Critique publiée à l'origine sur le site Etoile-et-champignon.fr
On entre dans The Medium par une première demi-heure captivante et quelques lieux magnifiques, un appartement vieillot, la cour pavée d’un immeuble, un funérarium lugubre, cadrés par une caméra qui glisse comme les travelings d’un film de Shyamalan : de quoi nous faire espérer le maintient de cette belle atmosphère, chargée d’inquiétude et de mystère. Le jeu bouclé, quelque chose aura bien survécu de cette première intensité – on y revient -, mais on peinera hélas à retenir de l’histoire plus que son résumé : notre héroïne, une certaine Marianne, peut communiquer avec les morts et basculer dans leur monde, une version déliquescente et morbide de la réalité. Les âmes errantes lui apparaissent alors sous les traits de fantômes portant un masque blanc, figé dans une dernière expression ; une vision qui nous deviendra familière lors de l’enquête médiumnique qui s’ensuit, dans les ruines d’un complexe hôtelier cerné par la forêt et les démons de l’Histoire.
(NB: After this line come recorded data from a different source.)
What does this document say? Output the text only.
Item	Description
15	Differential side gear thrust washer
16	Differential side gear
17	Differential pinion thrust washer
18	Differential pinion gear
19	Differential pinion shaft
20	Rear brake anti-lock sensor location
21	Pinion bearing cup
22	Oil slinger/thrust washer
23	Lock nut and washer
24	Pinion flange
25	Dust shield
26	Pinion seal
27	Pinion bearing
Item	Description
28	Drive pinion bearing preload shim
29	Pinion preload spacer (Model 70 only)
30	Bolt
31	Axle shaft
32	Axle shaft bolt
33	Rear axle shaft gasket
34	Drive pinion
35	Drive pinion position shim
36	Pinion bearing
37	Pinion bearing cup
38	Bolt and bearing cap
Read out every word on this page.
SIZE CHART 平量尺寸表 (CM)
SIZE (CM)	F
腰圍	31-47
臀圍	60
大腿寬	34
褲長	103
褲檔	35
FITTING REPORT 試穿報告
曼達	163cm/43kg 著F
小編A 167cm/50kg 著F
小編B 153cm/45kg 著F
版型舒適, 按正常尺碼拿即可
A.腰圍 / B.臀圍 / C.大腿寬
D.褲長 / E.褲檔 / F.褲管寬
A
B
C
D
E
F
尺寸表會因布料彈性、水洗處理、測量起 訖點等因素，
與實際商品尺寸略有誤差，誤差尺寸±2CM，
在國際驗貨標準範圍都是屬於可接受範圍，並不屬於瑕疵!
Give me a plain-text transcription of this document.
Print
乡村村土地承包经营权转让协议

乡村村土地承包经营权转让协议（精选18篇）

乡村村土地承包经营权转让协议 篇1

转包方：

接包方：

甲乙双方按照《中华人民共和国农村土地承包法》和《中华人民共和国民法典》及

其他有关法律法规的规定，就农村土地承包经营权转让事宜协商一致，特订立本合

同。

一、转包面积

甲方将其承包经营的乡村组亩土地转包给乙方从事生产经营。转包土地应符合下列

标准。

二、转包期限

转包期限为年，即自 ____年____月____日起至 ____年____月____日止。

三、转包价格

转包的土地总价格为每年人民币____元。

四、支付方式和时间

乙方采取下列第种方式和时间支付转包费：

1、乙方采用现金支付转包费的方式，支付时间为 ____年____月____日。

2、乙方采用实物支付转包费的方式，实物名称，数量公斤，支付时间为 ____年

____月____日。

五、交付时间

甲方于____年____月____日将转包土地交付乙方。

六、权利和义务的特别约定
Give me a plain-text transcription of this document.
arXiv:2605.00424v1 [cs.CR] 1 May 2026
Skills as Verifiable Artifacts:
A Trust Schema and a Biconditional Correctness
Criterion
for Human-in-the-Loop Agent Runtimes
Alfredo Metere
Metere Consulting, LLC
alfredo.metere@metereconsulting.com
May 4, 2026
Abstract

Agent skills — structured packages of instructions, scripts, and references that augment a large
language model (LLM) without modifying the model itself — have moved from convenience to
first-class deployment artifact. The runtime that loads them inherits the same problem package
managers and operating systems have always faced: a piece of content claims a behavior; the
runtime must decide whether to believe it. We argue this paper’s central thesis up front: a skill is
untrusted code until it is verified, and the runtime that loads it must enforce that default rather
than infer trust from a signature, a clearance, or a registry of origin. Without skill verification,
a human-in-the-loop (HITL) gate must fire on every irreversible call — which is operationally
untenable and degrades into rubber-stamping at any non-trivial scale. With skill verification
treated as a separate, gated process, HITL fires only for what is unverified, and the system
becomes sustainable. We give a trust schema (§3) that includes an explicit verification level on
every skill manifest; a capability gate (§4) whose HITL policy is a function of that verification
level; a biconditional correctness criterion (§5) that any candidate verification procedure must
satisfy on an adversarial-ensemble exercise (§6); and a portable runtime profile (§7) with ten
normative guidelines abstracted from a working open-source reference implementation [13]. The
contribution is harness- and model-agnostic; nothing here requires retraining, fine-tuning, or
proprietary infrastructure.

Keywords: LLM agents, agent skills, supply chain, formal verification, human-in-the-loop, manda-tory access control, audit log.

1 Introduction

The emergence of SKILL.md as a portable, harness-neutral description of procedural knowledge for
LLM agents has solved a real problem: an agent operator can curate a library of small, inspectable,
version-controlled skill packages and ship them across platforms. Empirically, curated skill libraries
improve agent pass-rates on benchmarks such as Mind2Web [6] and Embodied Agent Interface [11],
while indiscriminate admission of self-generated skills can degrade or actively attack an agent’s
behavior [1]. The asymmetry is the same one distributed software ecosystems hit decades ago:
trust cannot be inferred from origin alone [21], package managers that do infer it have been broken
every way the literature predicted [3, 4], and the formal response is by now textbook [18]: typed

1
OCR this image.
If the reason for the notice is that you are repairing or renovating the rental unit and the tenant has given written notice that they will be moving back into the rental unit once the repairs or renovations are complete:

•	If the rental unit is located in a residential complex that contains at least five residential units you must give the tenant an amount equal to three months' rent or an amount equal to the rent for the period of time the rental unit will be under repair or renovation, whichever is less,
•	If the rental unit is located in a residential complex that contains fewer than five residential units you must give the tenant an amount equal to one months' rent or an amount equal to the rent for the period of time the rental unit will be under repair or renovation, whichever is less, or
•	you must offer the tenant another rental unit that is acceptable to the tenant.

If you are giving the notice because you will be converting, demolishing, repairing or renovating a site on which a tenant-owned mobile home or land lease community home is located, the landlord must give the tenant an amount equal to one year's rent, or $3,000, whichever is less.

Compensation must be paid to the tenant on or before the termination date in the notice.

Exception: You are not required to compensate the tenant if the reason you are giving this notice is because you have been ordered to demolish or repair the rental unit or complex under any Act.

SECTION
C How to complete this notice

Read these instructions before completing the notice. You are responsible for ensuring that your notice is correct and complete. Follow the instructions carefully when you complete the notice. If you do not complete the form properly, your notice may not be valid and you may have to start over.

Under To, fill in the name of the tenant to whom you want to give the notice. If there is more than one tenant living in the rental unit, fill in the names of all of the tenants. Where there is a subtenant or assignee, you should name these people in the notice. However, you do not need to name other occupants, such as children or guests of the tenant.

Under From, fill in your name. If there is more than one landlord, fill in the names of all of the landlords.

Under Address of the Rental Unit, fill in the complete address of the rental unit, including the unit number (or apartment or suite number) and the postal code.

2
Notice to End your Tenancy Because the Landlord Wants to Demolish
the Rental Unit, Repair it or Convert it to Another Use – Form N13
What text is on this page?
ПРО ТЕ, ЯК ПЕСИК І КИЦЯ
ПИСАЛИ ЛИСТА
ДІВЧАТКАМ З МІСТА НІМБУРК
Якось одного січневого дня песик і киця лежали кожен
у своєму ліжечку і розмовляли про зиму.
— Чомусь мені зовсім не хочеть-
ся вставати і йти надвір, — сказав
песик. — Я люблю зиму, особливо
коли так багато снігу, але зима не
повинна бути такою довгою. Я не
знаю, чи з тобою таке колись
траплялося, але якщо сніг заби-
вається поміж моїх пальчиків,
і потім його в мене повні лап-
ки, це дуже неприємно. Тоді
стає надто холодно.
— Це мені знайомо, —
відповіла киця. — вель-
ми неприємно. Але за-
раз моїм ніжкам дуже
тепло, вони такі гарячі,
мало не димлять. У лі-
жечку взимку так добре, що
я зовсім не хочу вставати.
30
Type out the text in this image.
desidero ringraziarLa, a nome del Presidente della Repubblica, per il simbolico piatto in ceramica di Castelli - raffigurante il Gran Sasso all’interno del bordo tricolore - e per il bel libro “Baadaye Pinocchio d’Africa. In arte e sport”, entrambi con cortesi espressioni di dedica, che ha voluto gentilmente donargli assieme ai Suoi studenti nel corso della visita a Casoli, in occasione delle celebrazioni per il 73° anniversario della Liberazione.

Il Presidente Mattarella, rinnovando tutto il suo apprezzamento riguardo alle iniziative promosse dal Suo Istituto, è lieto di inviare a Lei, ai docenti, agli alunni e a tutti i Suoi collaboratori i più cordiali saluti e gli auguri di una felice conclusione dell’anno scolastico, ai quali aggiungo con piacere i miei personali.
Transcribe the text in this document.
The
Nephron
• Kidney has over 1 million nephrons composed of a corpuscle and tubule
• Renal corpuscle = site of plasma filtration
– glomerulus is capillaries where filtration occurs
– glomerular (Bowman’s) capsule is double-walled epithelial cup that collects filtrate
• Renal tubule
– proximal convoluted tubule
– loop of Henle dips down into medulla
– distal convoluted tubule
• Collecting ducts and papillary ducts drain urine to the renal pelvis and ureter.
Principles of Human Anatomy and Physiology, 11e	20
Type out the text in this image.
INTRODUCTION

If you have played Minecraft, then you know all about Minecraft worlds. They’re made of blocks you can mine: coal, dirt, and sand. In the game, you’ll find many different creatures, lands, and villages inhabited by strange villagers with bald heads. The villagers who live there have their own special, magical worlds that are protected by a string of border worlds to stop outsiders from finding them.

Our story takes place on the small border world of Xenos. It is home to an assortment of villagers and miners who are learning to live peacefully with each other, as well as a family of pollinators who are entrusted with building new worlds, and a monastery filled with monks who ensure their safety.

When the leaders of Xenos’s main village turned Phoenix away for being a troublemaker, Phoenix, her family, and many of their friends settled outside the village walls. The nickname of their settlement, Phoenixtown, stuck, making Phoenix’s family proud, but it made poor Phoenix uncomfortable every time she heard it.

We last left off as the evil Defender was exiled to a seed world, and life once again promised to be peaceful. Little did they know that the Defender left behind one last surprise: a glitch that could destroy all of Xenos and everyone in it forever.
Au delà de ce pitch, on a souvent perdu le fil de ce qu’on cherche à nous raconter. Une histoire de « familles à problèmes », d’enfance traumatisée sublimée par le fantastique ? Ou bien les horreurs de 39-45 évoquées à demi-mots, et dont le leitmotiv ténu a largement le temps de se dissiper sur la durée d’une partie ? Quid également de cette évocation de la classe ouvrière polonaise, dont on visite un lieu de vie sans que jamais sa représentation ne s’affirme ni dans le décor, peu marqué par les traces de son occupation, ni dans le scénario lui-même, vite replié sur ses petits enjeux pyscho-familialo-fantastiques ?
Non content de filer tous ces lièvres à la fois, le jeu se raconte d’une façon emmêlée et brouillonne, nommant des faits et personnages du passé qu’il tarde à nous montrer, ce qui n’aide pas du tout à suivre ses enjeux. Cette présentation maladroite fait plus d’une fois « sortir » de son histoire, notamment vers la fin où la confusion narrative se redouble d’un symbolisme pataud, évaporant une large part du mystère initial… et pourtant, on a continué à trouver captivante l’exploration de ses lieux qui conservent, eux, leur part irréductible de mystère même quand le scénario s’en est complètement éventé, et qui deviennent pour nous l’attraction principale.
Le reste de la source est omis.